La qualité d'une dinde dépend en grande partie de sa race. La plus fine est la dinde noire. On la reconnaît à la couleur de ses pattes et des quelques plumes noires qui lui restent au moment de la vente, ainsi qu'à sa collerette plus ou moins rouge. Son poids varie de trois à cinq kilos.  Pour les plus charnues, on retrouve la dinde à pattes blanches qui peut atteindre 15 kg. C'est elle que l'on trouve en découpe : rôtis de dindonneau, cuisses de dinde, etc. Les mentions "fermier-élevé en plein air" ou "fermier-élevé en liberté" ne peuvent être utilisées que sur les volailles bénéficiant d'un label rouge, d'une appellation d'origine ou du signe "agriculture biologique". Il existe également la dinde de Bresse, reconnue comme le grand cru de la volaille.
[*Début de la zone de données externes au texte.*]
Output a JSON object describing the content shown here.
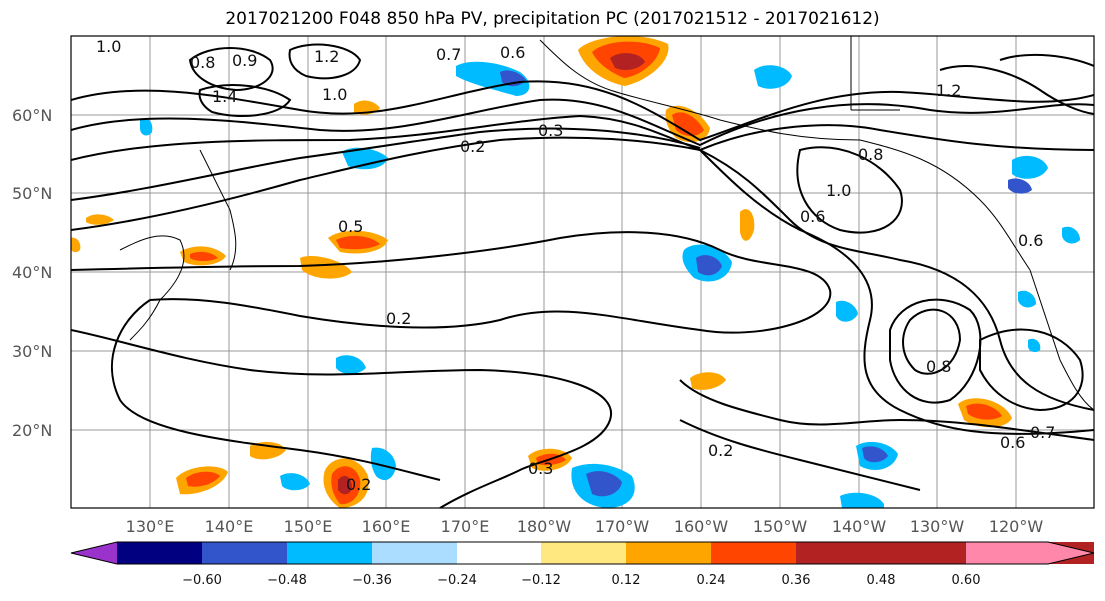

Ceux qui préfèrent les autres volailles peuvent opter pour un chapon ou une poularde. Cette dernière se distingue du chapon parce qu'elle est une femelle n'ayant jamais pondu, d'un âge minimum de 120 jours et d'un poids compris entre 1,650 kg et 1,950 kg en effilé. Le chapon, quant à lui, est un poulet mâle castré. Il ne peut être abattu avant 140 jours et doit avoir eu une période d'engraissement de 77 jours.

Gare à l'utilisation abusive de l'appellation "caviar"

Symbole des mets de luxe, le caviar est composé d'oeufs d'esturgeons salés. Depuis 2006, la dénomination "caviar de polyodon" est toutefois autorisée pour la commercialisation des oeufs de poisson de la famille des polyodontidés ou "poissons spatules".

La dénomination "caviar d'aubergine", utilisée dans le domaine culinaire, désigne un hors-d'oeuvre traditionnel de la cuisine méditerranéenne, obtenu en mélangeant de la pulpe d'aubergine avec du jus de pamplemousse ou de citron, du sel, de l'ail, du paprika, de la coriandre et de l'huile. Quant à l'appellation "caviar rouge", elle est employée abusivement pour désigner des oeufs de saumon. De même, le terme "caviar d'escargot" est abusivement utilisé pour des oeufs d'escargot.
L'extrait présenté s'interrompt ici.